Ces questions reviennent souvent, et ce pour plusieurs raisons :

  • D’abord, le paysage technologique évolue rapidement, ce qui rend difficile le suivi, même pour les personnes les plus informées. L’émergence de l’intelligence artificielle, notamment, soulève de nouveaux enjeux et suscite des interrogations nouvelles.
  • Ensuite, les comités d’éthique des universités et des organismes de financement se montrent de plus en plus exigeants en matière de gestion des données. Cette vigilance est légitime, mais elle ajoute une charge de travail et soulève de nombreuses questions pour les chercheurs.
  • Enfin, le contexte actuel de la recherche aux États-Unis amène de nombreux chercheurs à reconsidérer l’usage de certaines solutions issues de ce pays. Ce n’est pas un phénomène nouveau, mais il semble que la tolérance à l’égard de ces outils soit en train de diminuer. Il est donc probable que les comités d’éthique suivent cette tendance et que certains outils devront être réévalués, voire abandonnés.

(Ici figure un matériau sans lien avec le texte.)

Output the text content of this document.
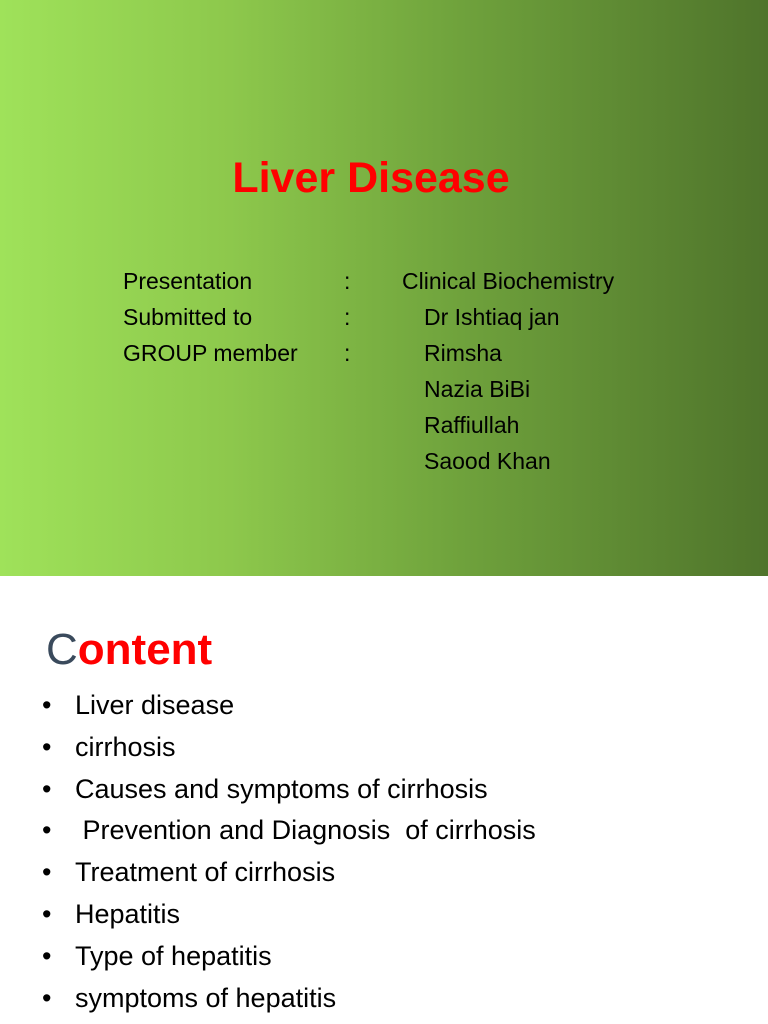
Liver Disease
Presentation	: Clinical Biochemistry
Submitted to	:	Dr Ishtiaq jan
GROUP member :	Rimsha
Nazia BiBi
Raffiullah
Saood Khan
Content
• Liver disease
• cirrhosis
• Causes and symptoms of cirrhosis
• Prevention and Diagnosis  of cirrhosis
• Treatment of cirrhosis
• Hepatitis
• Type of hepatitis
• symptoms of hepatitis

Dans la suite de cet article :

  • Nous commencerons par examiner les problématiques posées par les logiciels et services de stockage de données basés aux États-Unis.
  • Nous explorerons ensuite la situation du côté européen, notamment le Règlement général sur la protection des données (RGPD) et les alternatives européennes.
  • Enfin, nous conclurons avec quelques éléments sur la gestion des données sensibles dans MaxQDA.

Gardez en tête que la gestion des données n’est pas mon domaine d’expertise. Mon rôle consiste à accompagner les chercheurs et les équipes de recherche dans leurs projets, sur le plan méthodologique et dans l’usage des outils d’analyse. Ce que je partage ici s’inscrit dans cette mission : aider les chercheurs à faire des choix technologiques éclairés et fiables.

🇺🇸 Problématique des services américains : entre législation et éthique

1. Les lois américaines sur la surveillance

Ce n’est pas un sujet nouveau, bien que souvent méconnu. Les entreprises américaines sont soumises à des lois telles que le Cloud Act (2018) et, dans une moindre mesure, le Patriot Act, entre autres. Ces législations autorisent les agences de renseignement (comme le FBI ou la NSA) à accéder aux données hébergées par des entreprises américaines, même si ces données sont stockées à l’étranger et sans démarche judiciaire.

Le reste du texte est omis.